Michael Fullan says that ‘educational change is technically simple but socially complex.’ This statement has really made me think about my journey so far as a leader with a new school set up, and the challenges I’ve faced this year. I can remember starting the year with a new team and really wanting to drive change in new pedagogies to align to our school vision and new ‘innovative learning environment’.
In Term one, we started with a series of professional development meetings with a focus on pedagogical change. I soon realised that I hadn’t considered what Fullan calls the system of variables, which determine success or failure. We hadn’t built the most important factor – strong working relationships with each other. Fullan calls this as the most important factor.
As a result, I rearranged the professional development meetings towards understanding true collaboration in Term 2. I was inspired and informed by Fullan’s work on relationships: ‘these new meanings, new behaviours, new skills and new beliefs will depend significantly on whether teachers are working as isolated individuals or are exchanging ideas, support and positive feelings about work.
I think now in Term 3 we are becoming more collegial with more open communication, trust, support and help. We are learning on the job and trying out new innovation ideas, which I continue to promote!

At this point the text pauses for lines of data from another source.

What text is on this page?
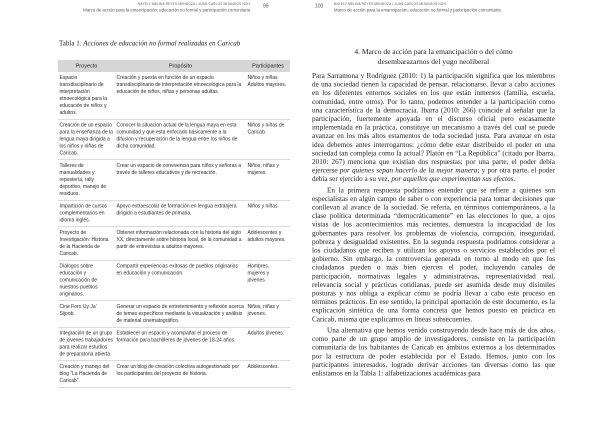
NAYELY MELINA REYES MENDOZA • JUAN CARLOS MIJANGOS NOH
Marco de acción para la emancipación: educación no formal y participación comunitaria
99
Tabla 1. Acciones de educación no formal realizadas en Caricab
Proyecto	Propósito	Participantes
Espacio transdisciplinario de interpretación etnoecológica para la educación de niños y adultos.	Creación y puesta en función de un espacio transdisciplinario de interpretación etnoecológica para la educación de niños, niñas y personas adultas.	Niños y niñas. Adultos mayores.
Creación de un espacio para la enseñanza de la lengua maya dirigida a los niños y niñas de Caricab.	Conocer la situación actual de la lengua maya en esta comunidad y que esta enfocado básicamente a la difusión y recuperación de la lengua entre los niños de dicha comunidad.	Niños y niñas de Caricab.
Talleres de manualidades y repostería, rally deportivo, manejo de residuos.	Crear un espacio de convivencia para niños y señoras a través de talleres educativos y de recreación.	Niños, niñas y mujeres.
Impartición de cursos complementarios en idioma inglés.	Apoyo extraescolar de formación en lengua extranjera dirigido a estudiantes de primaria.	Niños y niñas.
Proyecto de Investigación: Historia de la Hacienda de Caricab.	Obtener información relacionada con la historia del siglo XX, directamente sobre historia local, de la comunidad a partir de entrevistas a adultos mayores.	Adolescentes y adultos mayores.
Diálogos sobre educación y comunicación de nuestros pueblos originarios.	Compartir experiencias exitosas de pueblos originarios en educación y comunicación.	Hombres, mujeres y jóvenes.
Cine Foro Uy Ja’ Sijoob.	Generar un espacio de entretenimiento y reflexión acerca de temas específicos mediante la visualización y análisis de material cinematográfico.	Niños, niñas y jóvenes.
Integración de un grupo de jóvenes trabajadores para realizar estudios de preparatoria abierta.	Establecer un espacio y acompañar el proceso de formación para bachilleres de jóvenes de 18-24 años.	Adultos jóvenes.
Creación y manejo del blog “La Hacienda de Caricab”.	Crear un blog de creación colectiva autogestionado por los participantes del proyecto de historia.	Adolescentes.
100 NAYELY MELINA REYES MENDOZA • JUAN CARLOS MIJANGOS NOH
Marco de acción para la emancipación: educación no formal y participación comunitaria
4. Marco de acción para la emancipación o del cómo desembarazarnos del yugo neoliberal

Para Sarramona y Rodríguez (2010: 1) la participación significa que los miembros de una sociedad tienen la capacidad de pensar, relacionarse, llevar a cabo acciones en los diferentes entornos sociales en los que están inmersos (familia, escuela, comunidad, entre otros). Por lo tanto, podemos entender a la participación como una característica de la democracia. Ibarra (2010: 266) coincide al señalar que la participación, fuertemente apoyada en el discurso oficial pero escasamente implementada en la práctica, constituye un mecanismo a través del cual se puede avanzar en los más altos estamentos de toda sociedad justa. Para avanzar en esta idea debemos antes interrogarnos: ¿cómo debe estar distribuido el poder en una sociedad tan compleja como la actual? Platón en “La República” (citado por Ibarra, 2010: 267) menciona que existían dos respuestas; por una parte, el poder debía ejercerse por quienes sepan hacerlo de la mejor manera; y por otra parte, el poder debía ser ejercido a su vez, por aquellos que experimentan sus efectos.

En la primera respuesta podríamos entender que se refiere a quienes son especialistas en algún campo de saber o con experiencia para tomar decisiones que conllevan al avance de la sociedad. Se refería, en términos contemporáneos, a la clase política determinada “democráticamente” en las elecciones lo que, a ojos vistas de los acontecimientos más recientes, demuestra la incapacidad de los gobernantes para resolver los problemas de violencia, corrupción, inseguridad, pobreza y desigualdad existentes. En la segunda respuesta podríamos considerar a los ciudadanos que reciben y utilizan los apoyos o servicios establecidos por el gobierno. Sin embargo, la controversia generada en torno al modo en que los ciudadanos pueden o más bien ejercen el poder, incluyendo canales de participación, normativas legales y administrativas, representatividad real, relevancia social y prácticas cotidianas, puede ser asumida desde muy disímiles posturas y nos obliga a explicar cómo se podría llevar a cabo este proceso en términos prácticos. En ese sentido, la principal aportación de este documento, es la explicación sintética de una forma concreta que hemos puesto en práctica en Caricab, misma que explicamos en líneas subsecuentes.

Una alternativa que hemos venido construyendo desde hace más de dos años, como parte de un grupo amplio de investigadores, consiste en la participación comunitaria de los habitantes de Caricab en ámbitos externos a los determinados por la estructura de poder establecida por el Estado. Hemos, junto con los participantes interesados, logrado derivar acciones tan diversas como las que enlistamos en la Tabla 1: alfabetizaciones académicas para
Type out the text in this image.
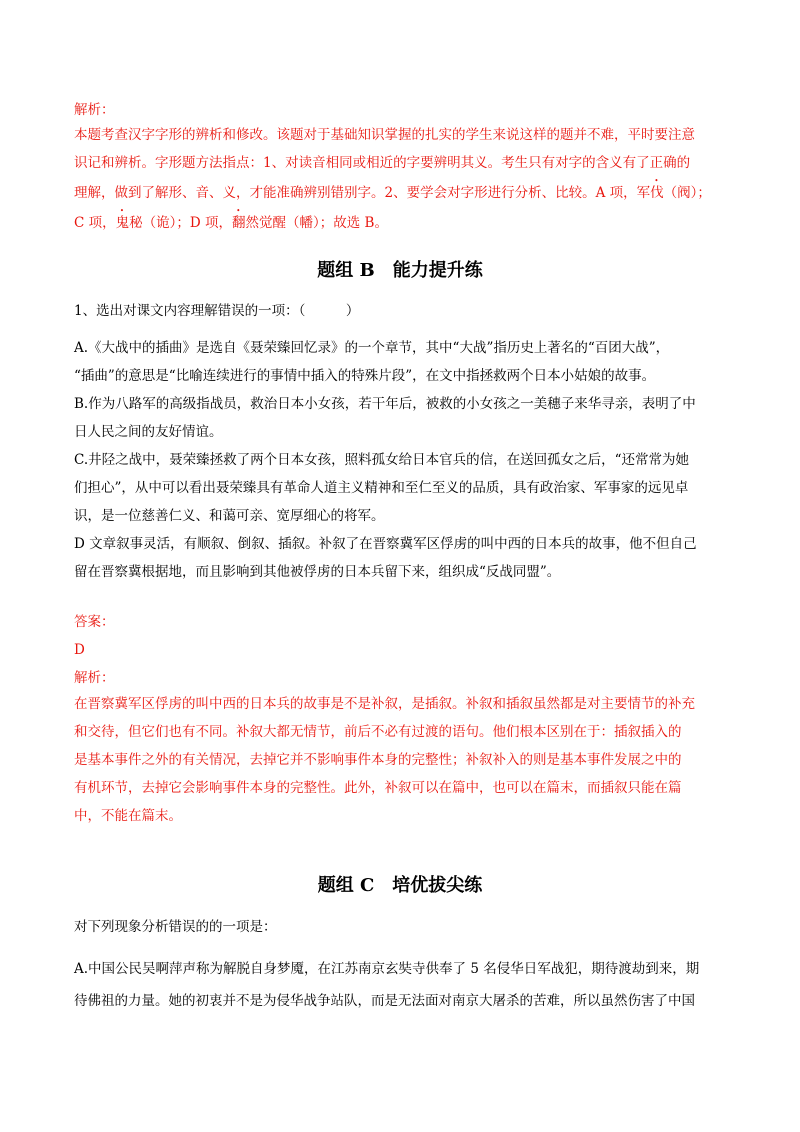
解析：

本题考查汉字字形的辨析和修改。该题对于基础知识掌握的扎实的学生来说这样的题并不难，平时要注意

识记和辨析。字形题方法指点：1、对读音相同或相近的字要辨明其义。考生只有对字的含义有了正确的

理解，做到了解形、音、义，才能准确辨别错别字。2、要学会对字形进行分析、比较。A 项，军伐（阀）；

C 项，鬼秘（诡）；D 项，翻然觉醒（幡）；故选 B。

题组 B　能力提升练

1、选出对课文内容理解错误的一项：（　　　）

A.《大战中的插曲》是选自《聂荣臻回忆录》的一个章节，其中“大战”指历史上著名的“百团大战”，

“插曲”的意思是“比喻连续进行的事情中插入的特殊片段”，在文中指拯救两个日本小姑娘的故事。

B.作为八路军的高级指战员，救治日本小女孩，若干年后，被救的小女孩之一美穗子来华寻亲，表明了中

日人民之间的友好情谊。

C.井陉之战中，聂荣臻拯救了两个日本女孩，照料孤女给日本官兵的信，在送回孤女之后，“还常常为她

们担心”，从中可以看出聂荣臻具有革命人道主义精神和至仁至义的品质，具有政治家、军事家的远见卓

识，是一位慈善仁义、和蔼可亲、宽厚细心的将军。

D 文章叙事灵活，有顺叙、倒叙、插叙。补叙了在晋察冀军区俘虏的叫中西的日本兵的故事，他不但自己

留在晋察冀根据地，而且影响到其他被俘虏的日本兵留下来，组织成“反战同盟”。

答案：

D

解析：

在晋察冀军区俘虏的叫中西的日本兵的故事是不是补叙，是插叙。补叙和插叙虽然都是对主要情节的补充

和交待，但它们也有不同。补叙大都无情节，前后不必有过渡的语句。他们根本区别在于：插叙插入的

是基本事件之外的有关情况，去掉它并不影响事件本身的完整性；补叙补入的则是基本事件发展之中的

有机环节，去掉它会影响事件本身的完整性。此外，补叙可以在篇中，也可以在篇末，而插叙只能在篇

中，不能在篇末。

题组 C　培优拔尖练

对下列现象分析错误的的一项是：

A.中国公民吴啊萍声称为解脱自身梦魇，在江苏南京玄奘寺供奉了 5 名侵华日军战犯，期待渡劫到来，期

待佛祖的力量。她的初衷并不是为侵华战争站队，而是无法面对南京大屠杀的苦难，所以虽然伤害了中国
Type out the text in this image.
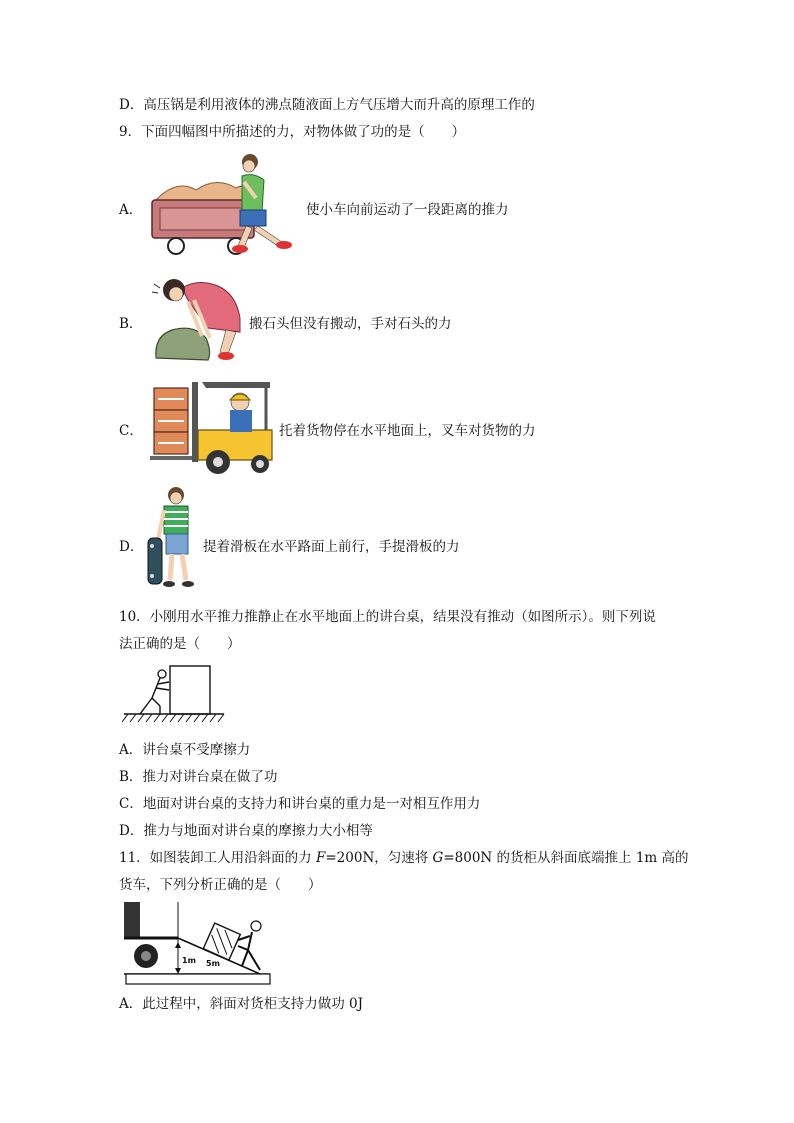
D．高压锅是利用液体的沸点随液面上方气压增大而升高的原理工作的
9．下面四幅图中所描述的力，对物体做了功的是（　　）
A．	使小车向前运动了一段距离的推力
B．	搬石头但没有搬动，手对石头的力
C．	托着货物停在水平地面上，叉车对货物的力
D．	提着滑板在水平路面上前行，手提滑板的力
10．小刚用水平推力推静止在水平地面上的讲台桌，结果没有推动（如图所示）。则下列说
法正确的是（　　）
A．讲台桌不受摩擦力
B．推力对讲台桌在做了功
C．地面对讲台桌的支持力和讲台桌的重力是一对相互作用力
D．推力与地面对讲台桌的摩擦力大小相等
11．如图装卸工人用沿斜面的力 F=200N，匀速将 G=800N 的货柜从斜面底端推上 1m 高的
货车，下列分析正确的是（　　）
1m 5m
A．此过程中，斜面对货柜支持力做功 0J
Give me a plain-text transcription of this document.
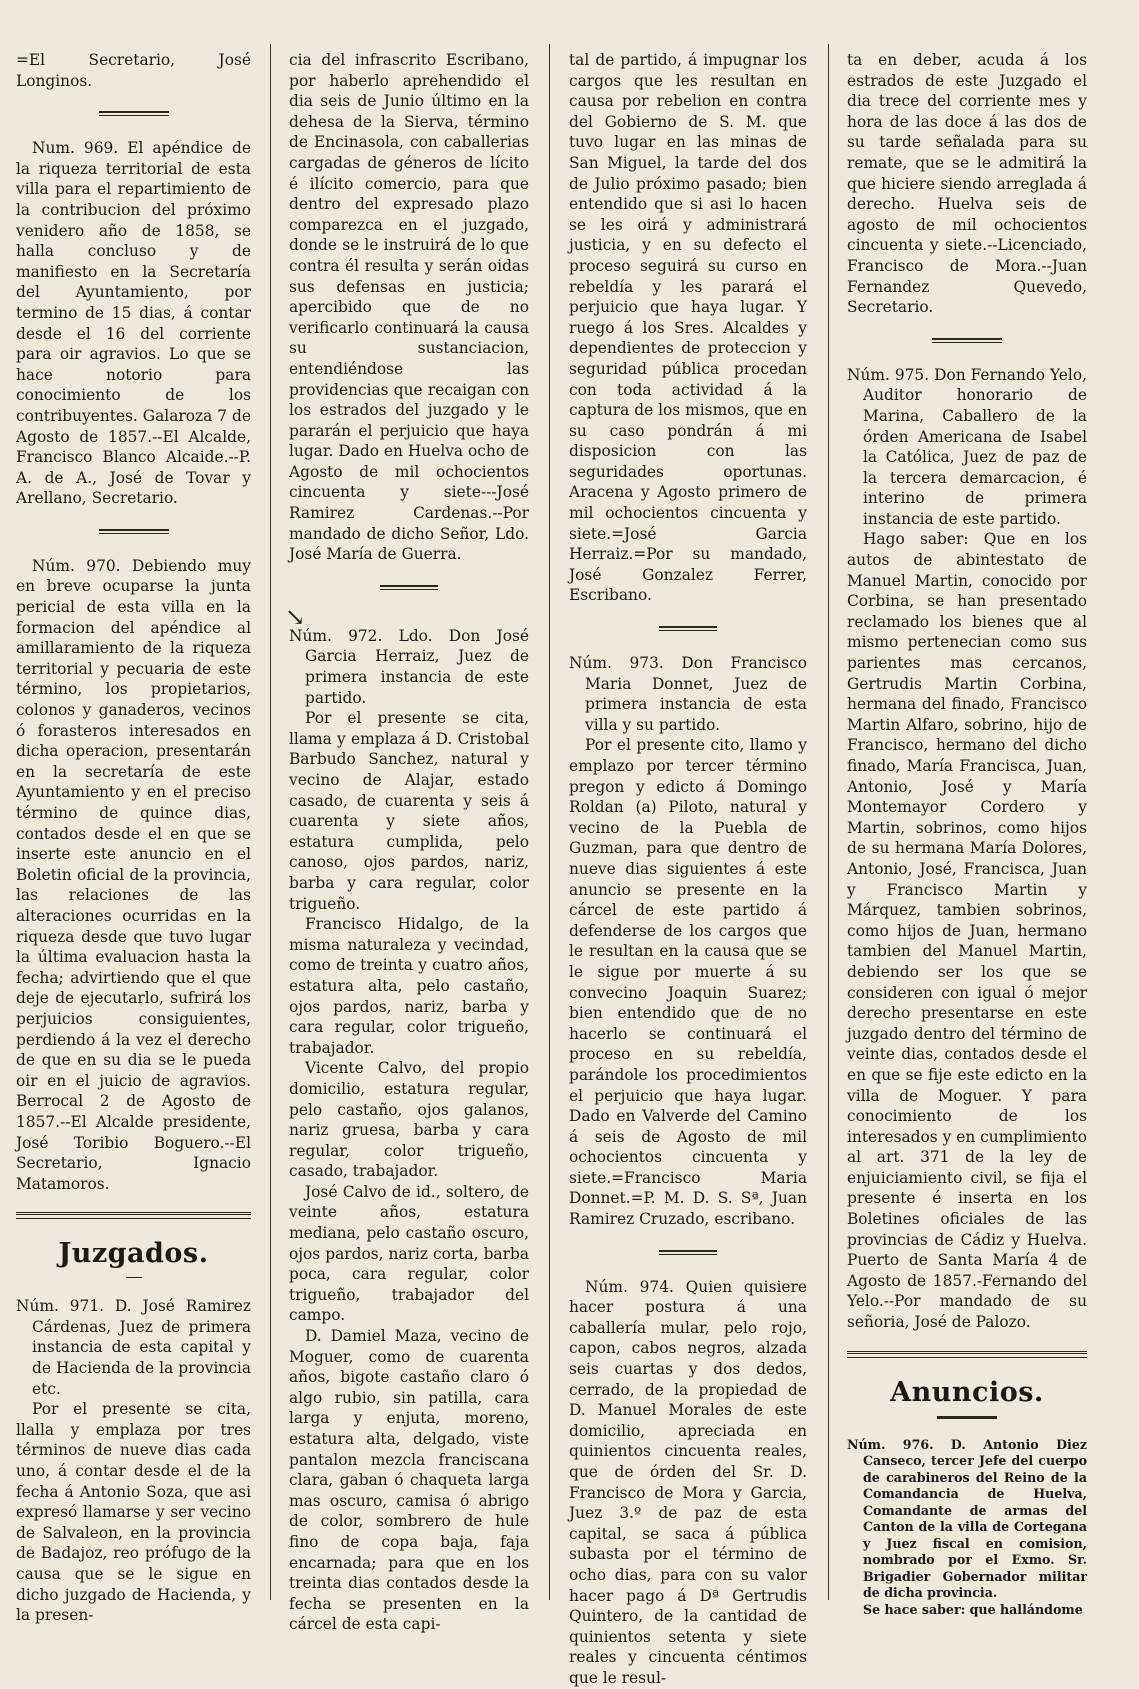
=El Secretario, José Longinos.

Num. 969. El apéndice de la riqueza territorial de esta villa para el repartimiento de la contribucion del próximo venidero año de 1858, se halla concluso y de manifiesto en la Secretaría del Ayuntamiento, por termino de 15 dias, á contar desde el 16 del corriente para oir agravios. Lo que se hace notorio para conocimiento de los contribuyentes. Galaroza 7 de Agosto de 1857.--El Alcalde, Francisco Blanco Alcaide.--P. A. de A., José de Tovar y Arellano, Secretario.

Núm. 970. Debiendo muy en breve ocuparse la junta pericial de esta villa en la formacion del apéndice al amillaramiento de la riqueza territorial y pecuaria de este término, los propietarios, colonos y ganaderos, vecinos ó forasteros interesados en dicha operacion, presentarán en la secretaría de este Ayuntamiento y en el preciso término de quince dias, contados desde el en que se inserte este anuncio en el Boletin oficial de la provincia, las relaciones de las alteraciones ocurridas en la riqueza desde que tuvo lugar la última evaluacion hasta la fecha; advirtiendo que el que deje de ejecutarlo, sufrirá los perjuicios consiguientes, perdiendo á la vez el derecho de que en su dia se le pueda oir en el juicio de agravios. Berrocal 2 de Agosto de 1857.--El Alcalde presidente, José Toribio Boguero.--El Secretario, Ignacio Matamoros.

Juzgados.

Núm. 971. D. José Ramirez Cárdenas, Juez de primera instancia de esta capital y de Hacienda de la provincia etc.

Por el presente se cita, llalla y emplaza por tres términos de nueve dias cada uno, á contar desde el de la fecha á Antonio Soza, que asi expresó llamarse y ser vecino de Salvaleon, en la provincia de Badajoz, reo prófugo de la causa que se le sigue en dicho juzgado de Hacienda, y la presen-

cia del infrascrito Escribano, por haberlo aprehendido el dia seis de Junio último en la dehesa de la Sierva, término de Encinasola, con caballerias cargadas de géneros de lícito é ilícito comercio, para que dentro del expresado plazo comparezca en el juzgado, donde se le instruirá de lo que contra él resulta y serán oidas sus defensas en justicia; apercibido que de no verificarlo continuará la causa su sustanciacion, entendiéndose las providencias que recaigan con los estrados del juzgado y le pararán el perjuicio que haya lugar. Dado en Huelva ocho de Agosto de mil ochocientos cincuenta y siete---José Ramirez Cardenas.--Por mandado de dicho Señor, Ldo. José María de Guerra.

↘

Núm. 972. Ldo. Don José Garcia Herraiz, Juez de primera instancia de este partido.

Por el presente se cita, llama y emplaza á D. Cristobal Barbudo Sanchez, natural y vecino de Alajar, estado casado, de cuarenta y seis á cuarenta y siete años, estatura cumplida, pelo canoso, ojos pardos, nariz, barba y cara regular, color trigueño.

Francisco Hidalgo, de la misma naturaleza y vecindad, como de treinta y cuatro años, estatura alta, pelo castaño, ojos pardos, nariz, barba y cara regular, color trigueño, trabajador.

Vicente Calvo, del propio domicilio, estatura regular, pelo castaño, ojos galanos, nariz gruesa, barba y cara regular, color trigueño, casado, trabajador.

José Calvo de id., soltero, de veinte años, estatura mediana, pelo castaño oscuro, ojos pardos, nariz corta, barba poca, cara regular, color trigueño, trabajador del campo.

D. Damiel Maza, vecino de Moguer, como de cuarenta años, bigote castaño claro ó algo rubio, sin patilla, cara larga y enjuta, moreno, estatura alta, delgado, viste pantalon mezcla franciscana clara, gaban ó chaqueta larga mas oscuro, camisa ó abrigo de color, sombrero de hule fino de copa baja, faja encarnada; para que en los treinta dias contados desde la fecha se presenten en la cárcel de esta capi-

tal de partido, á impugnar los cargos que les resultan en causa por rebelion en contra del Gobierno de S. M. que tuvo lugar en las minas de San Miguel, la tarde del dos de Julio próximo pasado; bien entendido que si asi lo hacen se les oirá y administrará justicia, y en su defecto el proceso seguirá su curso en rebeldía y les parará el perjuicio que haya lugar. Y ruego á los Sres. Alcaldes y dependientes de proteccion y seguridad pública procedan con toda actividad á la captura de los mismos, que en su caso pondrán á mi disposicion con las seguridades oportunas. Aracena y Agosto primero de mil ochocientos cincuenta y siete.=José Garcia Herraiz.=Por su mandado, José Gonzalez Ferrer, Escribano.

Núm. 973. Don Francisco Maria Donnet, Juez de primera instancia de esta villa y su partido.

Por el presente cito, llamo y emplazo por tercer término pregon y edicto á Domingo Roldan (a) Piloto, natural y vecino de la Puebla de Guzman, para que dentro de nueve dias siguientes á este anuncio se presente en la cárcel de este partido á defenderse de los cargos que le resultan en la causa que se le sigue por muerte á su convecino Joaquin Suarez; bien entendido que de no hacerlo se continuará el proceso en su rebeldía, parándole los procedimientos el perjuicio que haya lugar. Dado en Valverde del Camino á seis de Agosto de mil ochocientos cincuenta y siete.=Francisco Maria Donnet.=P. M. D. S. Sª, Juan Ramirez Cruzado, escribano.

Núm. 974. Quien quisiere hacer postura á una caballería mular, pelo rojo, capon, cabos negros, alzada seis cuartas y dos dedos, cerrado, de la propiedad de D. Manuel Morales de este domicilio, apreciada en quinientos cincuenta reales, que de órden del Sr. D. Francisco de Mora y Garcia, Juez 3.º de paz de esta capital, se saca á pública subasta por el término de ocho dias, para con su valor hacer pago á Dª Gertrudis Quintero, de la cantidad de quinientos setenta y siete reales y cincuenta céntimos que le resul-

ta en deber, acuda á los estrados de este Juzgado el dia trece del corriente mes y hora de las doce á las dos de su tarde señalada para su remate, que se le admitirá la que hiciere siendo arreglada á derecho. Huelva seis de agosto de mil ochocientos cincuenta y siete.--Licenciado, Francisco de Mora.--Juan Fernandez Quevedo, Secretario.

Núm. 975. Don Fernando Yelo, Auditor honorario de Marina, Caballero de la órden Americana de Isabel la Católica, Juez de paz de la tercera demarcacion, é interino de primera instancia de este partido.

Hago saber: Que en los autos de abintestato de Manuel Martin, conocido por Corbina, se han presentado reclamado los bienes que al mismo pertenecian como sus parientes mas cercanos, Gertrudis Martin Corbina, hermana del finado, Francisco Martin Alfaro, sobrino, hijo de Francisco, hermano del dicho finado, María Francisca, Juan, Antonio, José y María Montemayor Cordero y Martin, sobrinos, como hijos de su hermana María Dolores, Antonio, José, Francisca, Juan y Francisco Martin y Márquez, tambien sobrinos, como hijos de Juan, hermano tambien del Manuel Martin, debiendo ser los que se consideren con igual ó mejor derecho presentarse en este juzgado dentro del término de veinte dias, contados desde el en que se fije este edicto en la villa de Moguer. Y para conocimiento de los interesados y en cumplimiento al art. 371 de la ley de enjuiciamiento civil, se fija el presente é inserta en los Boletines oficiales de las provincias de Cádiz y Huelva. Puerto de Santa María 4 de Agosto de 1857.-Fernando del Yelo.--Por mandado de su señoria, José de Palozo.

Anuncios.

Núm. 976. D. Antonio Diez Canseco, tercer Jefe del cuerpo de carabineros del Reino de la Comandancia de Huelva, Comandante de armas del Canton de la villa de Cortegana y Juez fiscal en comision, nombrado por el Exmo. Sr. Brigadier Gobernador militar de dicha provincia.

Se hace saber: que hallándome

Innovation is key to educational change, and is something I often reflect on. Fullen describes real innovation in education as a change in (a). use of curriculum resources, (b). teaching practices, (c). beliefs and understandings about the curriculum and learning practices. We have seen these practices and beliefs improve student learning.
I feel that this work on team building and innovation, is taking us to the next part of the journey. Exciting times ahead.